Loading and preprocessing of the dataset

The next step is loading and preprocessing of your dataset. For today's model, we're using the Hot Dog-Not Hot Dog dataset. Make sure to create an account at Kaggle in order to download the dataset. After downloading, unzip the data, rename the folder into hotdog and move the folder to the folder where your hotdog.py file is located.
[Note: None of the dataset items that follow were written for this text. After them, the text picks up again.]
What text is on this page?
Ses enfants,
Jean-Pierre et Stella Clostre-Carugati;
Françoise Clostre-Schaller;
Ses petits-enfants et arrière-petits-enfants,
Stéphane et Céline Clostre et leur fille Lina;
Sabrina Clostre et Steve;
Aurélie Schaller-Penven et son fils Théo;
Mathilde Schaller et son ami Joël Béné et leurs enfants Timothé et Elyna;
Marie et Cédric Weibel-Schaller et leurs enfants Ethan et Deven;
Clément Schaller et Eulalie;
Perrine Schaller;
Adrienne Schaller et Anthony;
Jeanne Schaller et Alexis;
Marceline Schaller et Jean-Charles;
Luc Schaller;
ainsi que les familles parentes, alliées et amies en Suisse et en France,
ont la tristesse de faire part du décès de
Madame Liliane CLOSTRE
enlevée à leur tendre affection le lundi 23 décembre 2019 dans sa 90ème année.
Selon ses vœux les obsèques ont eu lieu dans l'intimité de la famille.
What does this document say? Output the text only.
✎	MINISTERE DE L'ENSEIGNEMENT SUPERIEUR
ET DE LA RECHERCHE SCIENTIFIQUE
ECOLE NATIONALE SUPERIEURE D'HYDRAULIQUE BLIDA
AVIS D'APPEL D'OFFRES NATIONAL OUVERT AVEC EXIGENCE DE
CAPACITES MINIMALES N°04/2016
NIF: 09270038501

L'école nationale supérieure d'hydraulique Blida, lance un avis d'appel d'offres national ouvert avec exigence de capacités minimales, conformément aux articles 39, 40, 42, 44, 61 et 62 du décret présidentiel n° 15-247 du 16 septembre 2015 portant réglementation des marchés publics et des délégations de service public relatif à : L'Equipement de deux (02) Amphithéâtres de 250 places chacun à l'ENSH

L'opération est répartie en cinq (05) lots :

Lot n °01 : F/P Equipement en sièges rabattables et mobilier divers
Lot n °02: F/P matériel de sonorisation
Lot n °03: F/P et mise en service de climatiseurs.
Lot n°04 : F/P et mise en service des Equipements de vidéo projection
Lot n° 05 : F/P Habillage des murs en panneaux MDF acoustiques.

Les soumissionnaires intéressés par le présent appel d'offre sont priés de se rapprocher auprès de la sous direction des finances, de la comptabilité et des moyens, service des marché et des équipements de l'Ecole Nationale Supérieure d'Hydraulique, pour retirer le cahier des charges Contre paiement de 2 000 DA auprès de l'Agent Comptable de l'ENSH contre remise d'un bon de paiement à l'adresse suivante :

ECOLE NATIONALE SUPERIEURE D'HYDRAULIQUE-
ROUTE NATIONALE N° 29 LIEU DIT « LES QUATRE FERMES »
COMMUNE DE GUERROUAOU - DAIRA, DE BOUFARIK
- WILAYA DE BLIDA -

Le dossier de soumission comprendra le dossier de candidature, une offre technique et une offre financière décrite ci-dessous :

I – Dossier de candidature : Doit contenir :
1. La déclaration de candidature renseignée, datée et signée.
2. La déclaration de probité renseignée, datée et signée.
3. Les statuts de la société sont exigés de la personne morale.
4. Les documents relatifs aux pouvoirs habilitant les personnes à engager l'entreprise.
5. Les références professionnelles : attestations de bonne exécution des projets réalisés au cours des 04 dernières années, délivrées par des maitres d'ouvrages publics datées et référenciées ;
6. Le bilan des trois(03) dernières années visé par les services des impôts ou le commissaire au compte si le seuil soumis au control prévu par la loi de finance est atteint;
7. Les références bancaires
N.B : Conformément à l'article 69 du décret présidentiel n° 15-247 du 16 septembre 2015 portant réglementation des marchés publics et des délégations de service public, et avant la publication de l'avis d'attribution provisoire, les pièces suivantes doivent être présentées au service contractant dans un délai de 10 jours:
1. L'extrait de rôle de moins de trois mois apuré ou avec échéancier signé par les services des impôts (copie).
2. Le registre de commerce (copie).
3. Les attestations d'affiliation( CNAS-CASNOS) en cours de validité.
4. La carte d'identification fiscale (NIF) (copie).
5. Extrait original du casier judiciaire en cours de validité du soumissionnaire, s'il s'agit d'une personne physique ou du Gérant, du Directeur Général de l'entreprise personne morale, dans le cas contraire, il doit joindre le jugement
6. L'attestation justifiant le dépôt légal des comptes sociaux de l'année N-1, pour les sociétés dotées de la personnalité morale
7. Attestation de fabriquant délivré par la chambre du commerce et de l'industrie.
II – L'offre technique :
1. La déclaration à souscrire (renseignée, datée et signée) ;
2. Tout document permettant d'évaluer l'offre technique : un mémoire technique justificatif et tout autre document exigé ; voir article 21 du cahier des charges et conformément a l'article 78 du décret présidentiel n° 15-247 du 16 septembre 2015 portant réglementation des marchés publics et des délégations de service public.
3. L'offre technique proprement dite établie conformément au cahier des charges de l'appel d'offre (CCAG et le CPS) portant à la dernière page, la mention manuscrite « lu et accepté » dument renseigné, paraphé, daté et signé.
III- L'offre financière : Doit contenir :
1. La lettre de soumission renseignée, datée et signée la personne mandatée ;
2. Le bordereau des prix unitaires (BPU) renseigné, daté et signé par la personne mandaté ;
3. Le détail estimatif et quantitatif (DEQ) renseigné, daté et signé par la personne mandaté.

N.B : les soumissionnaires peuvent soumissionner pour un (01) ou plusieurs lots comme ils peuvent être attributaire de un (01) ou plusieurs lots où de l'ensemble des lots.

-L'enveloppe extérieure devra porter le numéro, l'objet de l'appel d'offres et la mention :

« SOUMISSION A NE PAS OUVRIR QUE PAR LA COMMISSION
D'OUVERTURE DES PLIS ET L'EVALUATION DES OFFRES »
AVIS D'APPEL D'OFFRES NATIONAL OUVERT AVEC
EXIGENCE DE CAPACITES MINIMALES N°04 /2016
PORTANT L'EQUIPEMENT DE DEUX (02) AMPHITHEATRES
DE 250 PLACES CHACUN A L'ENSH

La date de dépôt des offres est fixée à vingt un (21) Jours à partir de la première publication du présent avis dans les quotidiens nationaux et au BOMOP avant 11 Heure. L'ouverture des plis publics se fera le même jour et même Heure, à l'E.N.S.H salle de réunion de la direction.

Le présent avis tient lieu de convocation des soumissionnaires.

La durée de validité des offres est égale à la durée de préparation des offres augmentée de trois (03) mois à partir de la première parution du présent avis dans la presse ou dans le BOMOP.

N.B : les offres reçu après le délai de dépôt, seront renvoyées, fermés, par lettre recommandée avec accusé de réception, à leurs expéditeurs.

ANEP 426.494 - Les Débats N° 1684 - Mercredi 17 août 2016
To give you an idea about the dataset: it's a few hundred pictures of hot dogs, and a few hundred pictures of foods that aren't hotdogs. Here are four samples:

After downloading the dataset, it's time to write some code that (1) loads the data from that particular folder and (2) preprocesses it. Here it is:

# Load data
def load_data(data_type='train', class_name='hot_dog'):
  instances = []
  classes = []
  for filepath in os.listdir(f'hotdog/{data_type}/{class_name}'):
    resized_image = cv2.imread(f'hotdog/{data_type}/{class_name}/{format(filepath)}', 0)
    resized_image = cv2.resize(resized_image, (img_width, img_height))
    instances.append(resized_image)
    classes.append(0 if class_name == 'not_hot_dog' else 1)
  return (instances, classes)

If we look at it, we see that this definition - once used - does a couple of things:

  1. It allows you to specify the data_type and the class_name. By default, it attempts to load hot_dog images from the train folder.
  2. It lists the contents of the folder specified with the previous parameters available in the hotdog folder. That's why you had to rename the folder and move it to the folder where your Python script is located!
  3. It loads the image using imread, as a grayscale image - by means of the 0 specification. We don't want colors of images to interfere with the prediction, as it's all about shape. This is especially important in the case of small datasets, which can be biased. That's why we load the images as grayscale ones.
  4. We resize the images to 25 x 25 pixels, in line with the model configuration specified above. Resizing is necessary for two reasons. Firstly, images can be really large sometimes, and this can hamper learning. It's usually best to train your models with images relatively small in size. Secondly, your model will accept inputs only when they have the shape of the input specified in the Input layer (which we shall cover next). That's why all images must be using the same number of color channels (that is, either RGB or grayscale, but not both) and be of the same size.
  5. We append the resized image to the list of instances, and the corresponding class number to the list of classes.
  6. We output a tuple with the instances and classes.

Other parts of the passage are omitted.